Nothing has been more satisfying than growing and using fresh herbs. The flavor is something I never experienced before I started using them. I’ve had fun being introduced to herbs I never used before like Sage, which is now my favorite! I love coming up with ideas on how to incorporate them into dishes and which herbs go well together. Herbs really are easy to grow too, and I’ve had good success growing them in containers.
Over the past few years I’ve tried a few things and have settled into a routine of harvesting that seems to work fairly well. I don’t have a particular time frame, instead I make sure conditions are right and watch for the herbs to be ready.
- Conditions Make a Huge Difference
- Harvest after herbs have had a few days regular watering or raining so they are not too dry
- Make sure they are harvested without any moisture on the leaves! So after dew has evaporated
- Early morning after dew has evaporated but before heat of afternoon drys them out is best. That way they retain oils but aren’t wet.
- When the Herb is Ready
- Leaves are showing good color. Remove any yellowed leaves
- Leaves are medium in size. Small-medium leaves have higher concentration of oils than larger leaves.
- There is enough on the stem to do a cutting and there are new leaves starting to bud.
- How to Harvest
- Either pick leaves off at their base or cut stems above a leaf pair to allow for regrowth
- Make sure to keep some leaves on the plant
- Brush off dirt but don’t rinse with water, you want them to stay dry
Drying Herbs I prefer to dry most of my herbs except Rosemary and Feverfew which I cut and use fresh when I need it.

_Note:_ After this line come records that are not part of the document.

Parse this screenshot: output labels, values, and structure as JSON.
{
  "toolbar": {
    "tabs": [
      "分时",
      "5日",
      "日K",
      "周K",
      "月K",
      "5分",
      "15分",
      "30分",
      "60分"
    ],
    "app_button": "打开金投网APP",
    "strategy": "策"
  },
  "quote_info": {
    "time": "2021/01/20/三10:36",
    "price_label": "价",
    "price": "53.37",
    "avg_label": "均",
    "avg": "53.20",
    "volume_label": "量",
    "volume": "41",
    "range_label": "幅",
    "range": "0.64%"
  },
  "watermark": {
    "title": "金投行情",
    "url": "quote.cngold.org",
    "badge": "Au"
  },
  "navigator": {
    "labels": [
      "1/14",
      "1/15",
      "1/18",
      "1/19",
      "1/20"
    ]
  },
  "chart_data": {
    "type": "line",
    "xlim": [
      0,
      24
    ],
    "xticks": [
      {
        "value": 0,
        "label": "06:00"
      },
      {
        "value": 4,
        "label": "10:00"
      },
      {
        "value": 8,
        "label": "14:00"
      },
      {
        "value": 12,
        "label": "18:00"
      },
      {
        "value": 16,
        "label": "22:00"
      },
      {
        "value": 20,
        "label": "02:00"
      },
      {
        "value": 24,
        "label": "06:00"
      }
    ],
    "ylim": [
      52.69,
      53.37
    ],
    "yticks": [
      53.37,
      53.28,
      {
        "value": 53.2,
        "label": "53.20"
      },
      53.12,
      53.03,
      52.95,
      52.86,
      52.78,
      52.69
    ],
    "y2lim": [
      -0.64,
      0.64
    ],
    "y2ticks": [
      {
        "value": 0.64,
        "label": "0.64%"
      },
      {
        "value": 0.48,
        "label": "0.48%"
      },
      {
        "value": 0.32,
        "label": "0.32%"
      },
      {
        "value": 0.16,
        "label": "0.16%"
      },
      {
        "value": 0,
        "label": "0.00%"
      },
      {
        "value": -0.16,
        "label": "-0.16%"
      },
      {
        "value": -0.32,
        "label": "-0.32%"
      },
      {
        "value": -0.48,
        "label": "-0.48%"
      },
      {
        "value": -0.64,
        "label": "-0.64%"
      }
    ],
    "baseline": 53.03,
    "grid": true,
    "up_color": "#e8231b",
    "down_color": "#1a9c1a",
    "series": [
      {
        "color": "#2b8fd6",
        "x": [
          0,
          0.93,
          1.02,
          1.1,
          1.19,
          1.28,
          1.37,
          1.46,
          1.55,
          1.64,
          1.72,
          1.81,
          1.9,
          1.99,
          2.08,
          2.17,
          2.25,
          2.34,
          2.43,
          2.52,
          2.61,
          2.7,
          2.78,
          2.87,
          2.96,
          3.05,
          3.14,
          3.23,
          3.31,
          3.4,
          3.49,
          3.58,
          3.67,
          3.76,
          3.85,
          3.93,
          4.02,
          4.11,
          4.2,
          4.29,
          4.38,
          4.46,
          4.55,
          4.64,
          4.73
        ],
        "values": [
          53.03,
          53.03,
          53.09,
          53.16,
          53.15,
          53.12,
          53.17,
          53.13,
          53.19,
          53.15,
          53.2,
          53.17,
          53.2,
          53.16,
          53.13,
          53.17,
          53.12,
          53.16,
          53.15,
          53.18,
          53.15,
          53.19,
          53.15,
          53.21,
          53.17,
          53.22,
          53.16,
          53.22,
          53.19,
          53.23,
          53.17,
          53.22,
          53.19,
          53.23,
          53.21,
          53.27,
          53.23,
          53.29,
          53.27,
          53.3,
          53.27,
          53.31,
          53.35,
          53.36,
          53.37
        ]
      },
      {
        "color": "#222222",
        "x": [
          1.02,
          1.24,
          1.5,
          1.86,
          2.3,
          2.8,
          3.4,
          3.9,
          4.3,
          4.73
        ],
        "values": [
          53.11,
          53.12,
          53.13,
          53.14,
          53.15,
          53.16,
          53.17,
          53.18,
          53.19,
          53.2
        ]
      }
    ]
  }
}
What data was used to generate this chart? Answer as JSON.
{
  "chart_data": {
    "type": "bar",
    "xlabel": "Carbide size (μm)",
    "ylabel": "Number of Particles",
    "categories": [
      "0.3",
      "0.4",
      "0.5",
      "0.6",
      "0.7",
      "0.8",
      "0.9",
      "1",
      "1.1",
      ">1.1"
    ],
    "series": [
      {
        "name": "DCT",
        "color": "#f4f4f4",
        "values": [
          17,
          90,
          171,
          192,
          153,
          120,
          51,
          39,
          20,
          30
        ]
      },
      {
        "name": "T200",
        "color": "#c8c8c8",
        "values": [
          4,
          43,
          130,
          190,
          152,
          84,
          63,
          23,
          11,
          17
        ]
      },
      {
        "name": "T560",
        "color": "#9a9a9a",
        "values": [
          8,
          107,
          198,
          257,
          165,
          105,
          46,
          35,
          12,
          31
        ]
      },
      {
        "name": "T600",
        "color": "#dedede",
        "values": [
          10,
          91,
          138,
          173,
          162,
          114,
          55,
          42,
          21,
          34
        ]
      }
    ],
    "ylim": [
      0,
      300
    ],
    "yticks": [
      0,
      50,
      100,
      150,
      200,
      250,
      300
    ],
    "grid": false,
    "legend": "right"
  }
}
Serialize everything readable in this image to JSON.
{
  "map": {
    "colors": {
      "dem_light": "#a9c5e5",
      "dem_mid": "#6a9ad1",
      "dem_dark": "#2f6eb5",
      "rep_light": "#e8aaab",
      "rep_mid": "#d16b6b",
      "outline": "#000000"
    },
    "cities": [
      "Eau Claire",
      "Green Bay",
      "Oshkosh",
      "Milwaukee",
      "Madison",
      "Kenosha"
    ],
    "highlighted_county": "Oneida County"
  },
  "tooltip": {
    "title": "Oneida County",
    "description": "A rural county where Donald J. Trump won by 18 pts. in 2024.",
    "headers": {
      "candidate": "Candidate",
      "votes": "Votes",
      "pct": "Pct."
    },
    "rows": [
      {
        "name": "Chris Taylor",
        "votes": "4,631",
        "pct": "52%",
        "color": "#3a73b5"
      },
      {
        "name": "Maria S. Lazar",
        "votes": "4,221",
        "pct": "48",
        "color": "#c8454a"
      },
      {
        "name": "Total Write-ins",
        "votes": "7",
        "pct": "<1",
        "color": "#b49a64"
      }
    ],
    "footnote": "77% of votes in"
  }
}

I find that these dried, yet, freshly-grown herbs have lots of flavor and are easy to keep and use!
- Preparing for Drying
- Remove leaves from stems
- Place spread out in a closed paper bag
- Mark date and type of herb
- Place or hang bag in a dry and dark location
- Dry for 1-2 months, store in glass containers with a lid after drying
Tips and Experience I used to dry the entire stem upside-down and remove leaves afterward. However I have since started to remove and dry the leaves themselves. It saves time and is less hassle. Some herbs I leave on the stem such as Thyme, since it is difficult to remove the leaves until they are dry. I also found no need to keep any part of the paper bag open, and now I fully enclose my herbs.
The key when drying is to keep the herbs spread out so as not to become moist and moldy. Then they dry slowly but completely in the dark environment over time, retaining all those nice oils! I know leaves in a paper bag doesn’t sound very fancy but it works very well. Be careful about drying them in your kitchen-My kitchen gets far too moist from cooking and the water heater, so I dry my herbs in our hallway closet 😉
So far growing in containers has been enough herb growth for me to harvest them every couple months. They stay around the same size this way and I still get enough to use. Having them in containers allows me to have them up on a table, making harvesting no problem at all! It’s also easy to keep everything in check such as mints without them taking over the yard. Herbs seem to do well with regular pruning, so in keeping them small, I tend to actively prune the whole plant. I harvest & bag them all at once and rotate out the ones that have dried into glass containers.
I truly enjoy working with herbs. They add so much to cooking, they are worth it even if you don’t do any other gardening!